Die Medien hatten wenig Chancen bei uns. Fernsehen gab es noch nicht, jedenfalls nicht bei uns, und wir vermissten es auch nicht. Die Eltern hörten abends auch kein Radio. Da wurden Schallplatten aufgelegt. Klassische Musik auf 33er Platten, pro Seite eine halbe Stunde. Wir hatten auch eine Zeitung abonniert, und unsere Mutter las jeden Morgen den Fortsetzungsroman. Dabei hörte sie auch Radio - Frühsport ("den Rücken beugt - tiefer - noch ein bisschen - ja!") oder die damaligen Hits wie "Funiculi Funicula" oder "Charmaine", gespielt von Mantovani.

Die Eltern gingen abends gern aus. Ins Konzert, und danach noch auf ein Glas Wein. Dann hatten wir das Wohnzimmer - und damit das Radio - für uns. Es gab nämlich nur ein einziges Radio im gesamten Haushalt. Nein, zwei: Ein weiteres stand im Elternschlafzimmer, aber das war off limits. Da hatten wir nichts zu suchen. (Ich schlich mich trotzdem immer hinein - montag abends, für die "Schlager der Woche").

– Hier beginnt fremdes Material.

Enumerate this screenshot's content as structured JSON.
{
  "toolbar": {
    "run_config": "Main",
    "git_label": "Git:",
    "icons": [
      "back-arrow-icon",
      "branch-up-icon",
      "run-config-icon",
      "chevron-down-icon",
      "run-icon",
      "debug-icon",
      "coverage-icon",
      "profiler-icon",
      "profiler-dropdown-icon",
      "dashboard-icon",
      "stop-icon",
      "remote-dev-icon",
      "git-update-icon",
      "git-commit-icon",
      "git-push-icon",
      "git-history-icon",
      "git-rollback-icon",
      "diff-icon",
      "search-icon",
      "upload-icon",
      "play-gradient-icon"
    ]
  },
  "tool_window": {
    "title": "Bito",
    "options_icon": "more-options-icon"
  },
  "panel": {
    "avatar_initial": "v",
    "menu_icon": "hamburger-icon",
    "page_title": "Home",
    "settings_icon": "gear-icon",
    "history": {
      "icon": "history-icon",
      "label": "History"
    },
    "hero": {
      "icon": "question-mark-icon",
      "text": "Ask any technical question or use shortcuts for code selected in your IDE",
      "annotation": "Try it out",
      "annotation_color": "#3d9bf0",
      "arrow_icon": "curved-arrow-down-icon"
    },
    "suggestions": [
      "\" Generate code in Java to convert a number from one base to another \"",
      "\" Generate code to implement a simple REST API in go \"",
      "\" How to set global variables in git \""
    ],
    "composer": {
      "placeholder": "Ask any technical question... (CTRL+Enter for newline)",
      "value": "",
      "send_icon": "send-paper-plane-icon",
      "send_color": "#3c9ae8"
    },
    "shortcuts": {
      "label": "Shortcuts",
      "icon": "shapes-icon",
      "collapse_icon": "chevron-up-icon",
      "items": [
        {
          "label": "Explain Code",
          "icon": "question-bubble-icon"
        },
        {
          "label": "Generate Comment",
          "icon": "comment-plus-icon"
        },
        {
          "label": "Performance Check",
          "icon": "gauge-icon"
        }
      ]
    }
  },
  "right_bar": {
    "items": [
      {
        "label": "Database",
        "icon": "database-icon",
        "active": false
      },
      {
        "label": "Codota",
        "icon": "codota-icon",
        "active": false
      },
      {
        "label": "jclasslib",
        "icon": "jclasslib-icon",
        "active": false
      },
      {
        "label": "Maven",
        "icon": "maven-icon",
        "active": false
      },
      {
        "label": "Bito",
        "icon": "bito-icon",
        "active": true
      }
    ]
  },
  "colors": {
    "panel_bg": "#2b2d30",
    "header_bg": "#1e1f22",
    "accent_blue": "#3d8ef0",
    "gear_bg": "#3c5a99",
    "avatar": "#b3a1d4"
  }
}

Eine beliebte Sendung war "Sei Findig Berliner". Es wurden zehn Minihörspiele vorgeführt, und man musste Fragen dazu beantworten. Einmal zum Beispiel wurde eine Szene gesendet, in der der Strom ausgefallen war. Trotzdem hörte man Geräusche wie die Türklingel oder das Telefon oder eine Spielzeugeisenbahn oder einen Elektrorasierer. Man musste die Fehler* notieren. Sehr spannend war das, und man konnte die Lösung auf eine Postkarte schreiben und an den Sender schicken. Den SFB, versteht sich. Zum Schluss kam immer ein Minikrimi mit einem Kommissar, der seinen trotteligen Assistenten ("Wumme!!!") anschnauzte.

Sonntags vormittags um 10 gab es "Onkel Tobias vom RIAS", eine mehr oder weniger lehrreiche Kindersendung. Parallel dazu wurde auch ein Buch herausgebracht, in dem so wichtige Informationen enthalten waren wie z.B., dass es keinen Reim auf "Erbse" gibt. Selbst in Goethes Faust sei keiner zu finden. Das musste ich nachprüfen und tat es auch gewissenhaft, indem ich Zeile für Zeile die letzten Wörter in unserer ledergebundenen Dünndruckausgabe las. Onkel Tobias hatte recht.

Immer noch im Ohr ist mir der Schlussspruch der Sendung: "Und nächsten Sonntag pünktlich dann stellt wieder ihr das Radio an. Gleiche Welle, gleiche Stelle, und seid mit Eurem RIAS zu Gast bei Onkel Tobias".

Hier können Sie Onkel Tobias auf YouTube hören und sehen

* Nein, nicht vier Fehler, sondern gar keiner. Türklingel und Telefon hatten damals eigene Stromkreise, und die Bahn und der Rasierer waren batteriebetrieben. Wir sind auch darauf hereingefallen - aber das war ja der Witz daran.